Yesterday, as I began letting more of what was coming out into my writing, I wrote this line: I am a piece of shit.
This led to a whirlwind of beholding, first this belief. She cowered before an aspect of me that scared her, so then I beheld that too: My perfectionism. Always wanting to be perfect so I can be above and beyond everyone else: untouchable, invulnerable, better than everyone. And underneath that pretense, at the roots of it, lay my entire feeling of unworthiness. Not worthy.
So I hung out there with that for a while. I can’t remember whether she shifted and how much, only that I was so exhausted afterwards I curled under a blanket on the couch and slept another hour and ½ despite the caffeine I’d had. It felt like I was sick and just needed to care for myself. I held my childhood stuffed animal snoopy, who looks not that much like snoopy, and I dosed.

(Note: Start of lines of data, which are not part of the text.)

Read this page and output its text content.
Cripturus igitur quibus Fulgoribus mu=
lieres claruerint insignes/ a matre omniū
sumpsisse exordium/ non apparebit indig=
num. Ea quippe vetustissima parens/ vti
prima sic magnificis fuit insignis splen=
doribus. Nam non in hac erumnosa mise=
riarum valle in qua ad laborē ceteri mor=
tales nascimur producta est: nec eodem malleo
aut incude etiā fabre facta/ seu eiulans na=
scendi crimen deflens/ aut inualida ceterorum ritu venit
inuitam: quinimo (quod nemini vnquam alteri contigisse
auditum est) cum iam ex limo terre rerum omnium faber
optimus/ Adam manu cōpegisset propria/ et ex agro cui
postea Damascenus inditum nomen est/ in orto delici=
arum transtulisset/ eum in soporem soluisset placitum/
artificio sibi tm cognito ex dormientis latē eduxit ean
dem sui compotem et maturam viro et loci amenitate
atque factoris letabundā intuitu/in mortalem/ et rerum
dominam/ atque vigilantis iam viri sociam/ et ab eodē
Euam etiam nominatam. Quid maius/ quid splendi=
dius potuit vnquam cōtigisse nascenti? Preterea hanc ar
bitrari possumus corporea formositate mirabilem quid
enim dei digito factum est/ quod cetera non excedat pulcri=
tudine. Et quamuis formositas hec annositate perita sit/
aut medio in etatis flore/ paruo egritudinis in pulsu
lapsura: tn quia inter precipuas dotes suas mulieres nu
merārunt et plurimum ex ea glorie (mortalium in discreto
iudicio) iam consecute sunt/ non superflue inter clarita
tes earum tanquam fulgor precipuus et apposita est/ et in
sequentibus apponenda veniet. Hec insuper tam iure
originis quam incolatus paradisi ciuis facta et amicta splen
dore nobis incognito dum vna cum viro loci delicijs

Two penguin parents curve their black heads towards their chick on the front of the World Wild Life Fund’s 2019 calendar. They are more beautiful than anything I could dream up. Instead of feeling hopeless, I turn my focus back over and over again into this present moment from within my own life. It’s the only place I can make a difference, or help. And it’s not only by taking actions in the outside world: It’s also by taking action here, in the inside.
I’m trying to bring these two together. They arrive. They eye each other from different rooms in my childhood home, separated only by details & dimensions. We are one. But part of me always runs away from the connection. She hides.

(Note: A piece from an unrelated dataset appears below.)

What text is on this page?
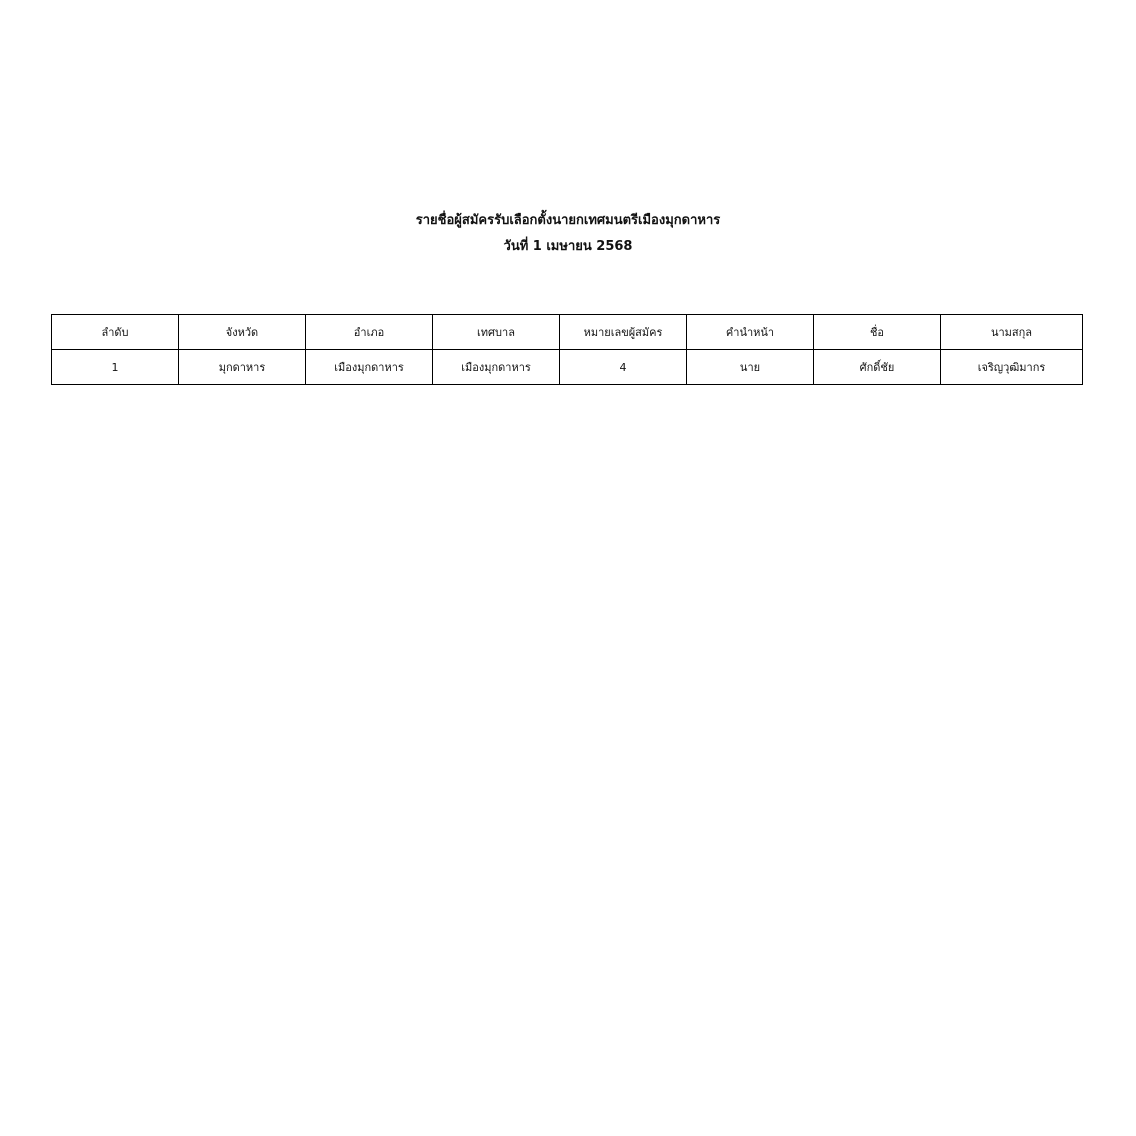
รายชื่อผู้สมัครรับเลือกตั้งนายกเทศมนตรีเมืองมุกดาหาร

วันที่ 1 เมษายน 2568

ลำดับ	จังหวัด	อำเภอ	เทศบาล	หมายเลขผู้สมัคร	คำนำหน้า	ชื่อ	นามสกุล
1	มุกดาหาร	เมืองมุกดาหาร	เมืองมุกดาหาร	4	นาย	ศักดิ์ชัย	เจริญวุฒิมากร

You’d have thought I’d made no progress at all the way she’s vanished just as I would have introduced her to you. But there used to be underground tunnels she hid in that stretched for miles. The fact we inhabit the same dwelling, that we could almost touch, that we made the same page for a while, marks enormous growth. What’s sad and funny is that the result seems similar. And yet, when I inhale, she’s there. I cannot force her into the world. Force is always a bad idea.

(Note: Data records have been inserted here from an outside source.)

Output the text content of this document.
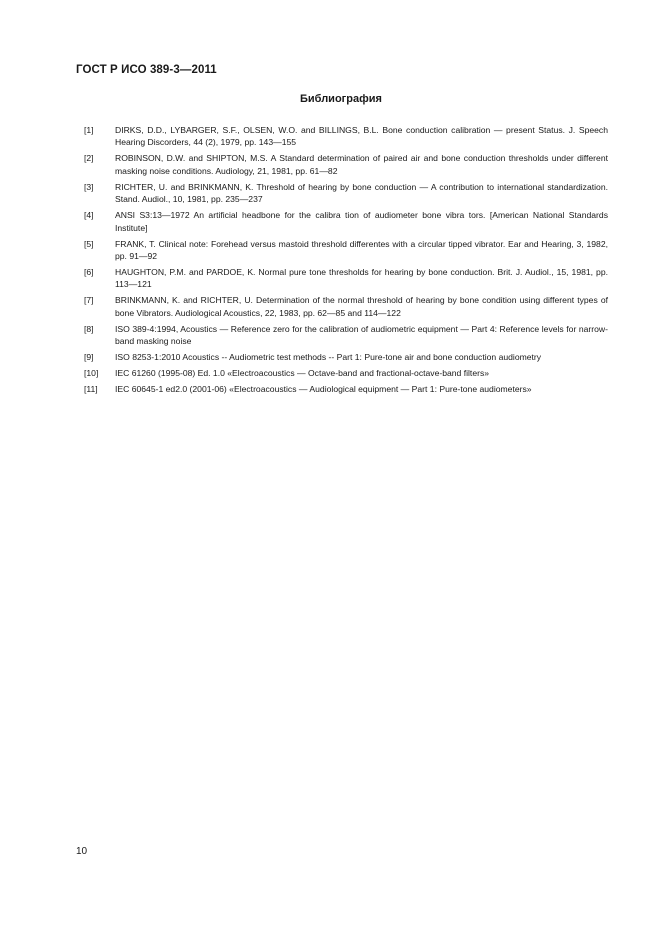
ГОСТ Р ИСО 389-3—2011
Библиография
[1]	DIRKS, D.D., LYBARGER, S.F., OLSEN, W.O. and BILLINGS, B.L. Bone conduction calibration — present Status. J. Speech Hearing Discorders, 44 (2), 1979, pp. 143—155
[2]	ROBINSON, D.W. and SHIPTON, M.S. A Standard determination of paired air and bone conduction thresholds under different masking noise conditions. Audiology, 21, 1981, pp. 61—82
[3]	RICHTER, U. and BRINKMANN, K. Threshold of hearing by bone conduction — A contribution to international standardization. Stand. Audiol., 10, 1981, pp. 235—237
[4]	ANSI S3:13—1972 An artificial headbone for the calibra tion of audiometer bone vibra tors. [American National Standards Institute]
[5]	FRANK, T. Clinical note: Forehead versus mastoid threshold differentes with a circular tipped vibrator. Ear and Hearing, 3, 1982, pp. 91—92
[6]	HAUGHTON, P.M. and PARDOE, K. Normal pure tone thresholds for hearing by bone conduction. Brit. J. Audiol., 15, 1981, pp. 113—121
[7]	BRINKMANN, K. and RICHTER, U. Determination of the normal threshold of hearing by bone condition using different types of bone Vibrators. Audiological Acoustics, 22, 1983, pp. 62—85 and 114—122
[8]	ISO 389-4:1994, Acoustics — Reference zero for the calibration of audiometric equipment — Part 4: Reference levels for narrow-band masking noise
[9]	ISO 8253-1:2010 Acoustics -- Audiometric test methods -- Part 1: Pure-tone air and bone conduction audiometry
[10]	IEC 61260 (1995-08) Ed. 1.0 «Electroacoustics — Octave-band and fractional-octave-band filters»
[11]	IEC 60645-1 ed2.0 (2001-06) «Electroacoustics — Audiological equipment — Part 1: Pure-tone audiometers»
10
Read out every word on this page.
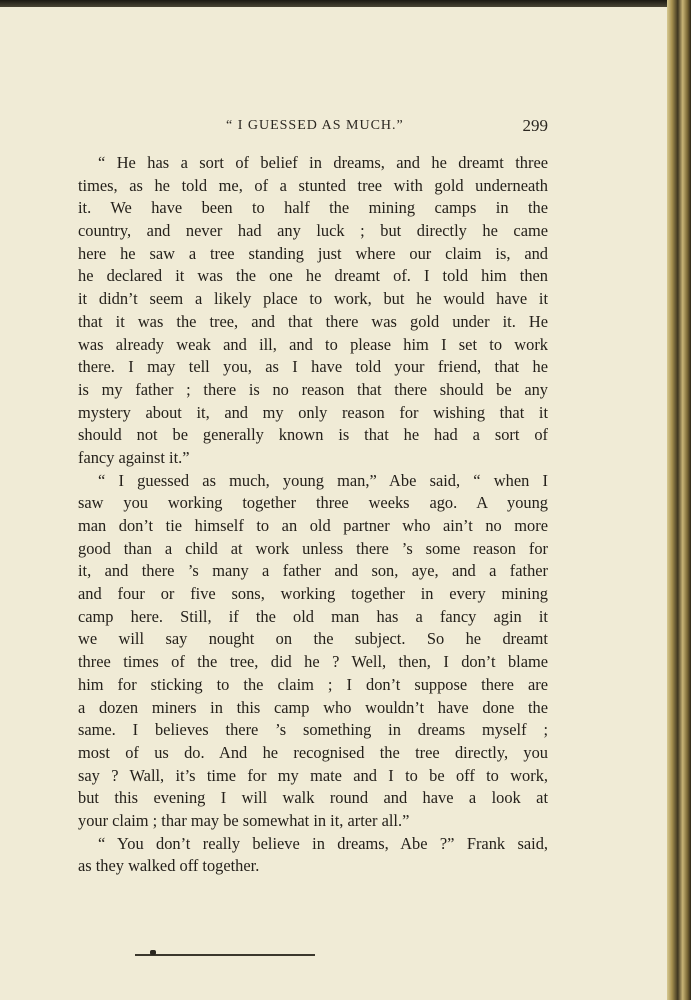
“ I GUESSED AS MUCH.”	299
“ He has a sort of belief in dreams, and he dreamt three
times, as he told me, of a stunted tree with gold underneath
it. We have been to half the mining camps in the
country, and never had any luck ; but directly he came
here he saw a tree standing just where our claim is, and
he declared it was the one he dreamt of. I told him then
it didn’t seem a likely place to work, but he would have it
that it was the tree, and that there was gold under it. He
was already weak and ill, and to please him I set to work
there. I may tell you, as I have told your friend, that he
is my father ; there is no reason that there should be any
mystery about it, and my only reason for wishing that it
should not be generally known is that he had a sort of
fancy against it.”
“ I guessed as much, young man,” Abe said, “ when I
saw you working together three weeks ago. A young
man don’t tie himself to an old partner who ain’t no more
good than a child at work unless there ’s some reason for
it, and there ’s many a father and son, aye, and a father
and four or five sons, working together in every mining
camp here. Still, if the old man has a fancy agin it
we will say nought on the subject. So he dreamt
three times of the tree, did he ? Well, then, I don’t blame
him for sticking to the claim ; I don’t suppose there are
a dozen miners in this camp who wouldn’t have done the
same. I believes there ’s something in dreams myself ;
most of us do. And he recognised the tree directly, you
say ? Wall, it’s time for my mate and I to be off to work,
but this evening I will walk round and have a look at
your claim ; thar may be somewhat in it, arter all.”
“ You don’t really believe in dreams, Abe ?” Frank said,
as they walked off together.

But in my beingness, my breath, my simply staying present, she sighs and joins me. She reads over my shoulder. The attention makes her nervous, though. She’d like for me to stop writing about her now.
I may have to stop writing soon, because I’m getting sleepy. Will this be my pattern, then? To write and then crash under my blankets, holding my stuffed animals? This sounds exactly like me, and if my teeth were smaller and I younger I’d also suck my thumb. And what of it? Great things are managed sometimes while holding our own hands. Yes, I will stay a minute, my dear. Yes, I will tuck you in.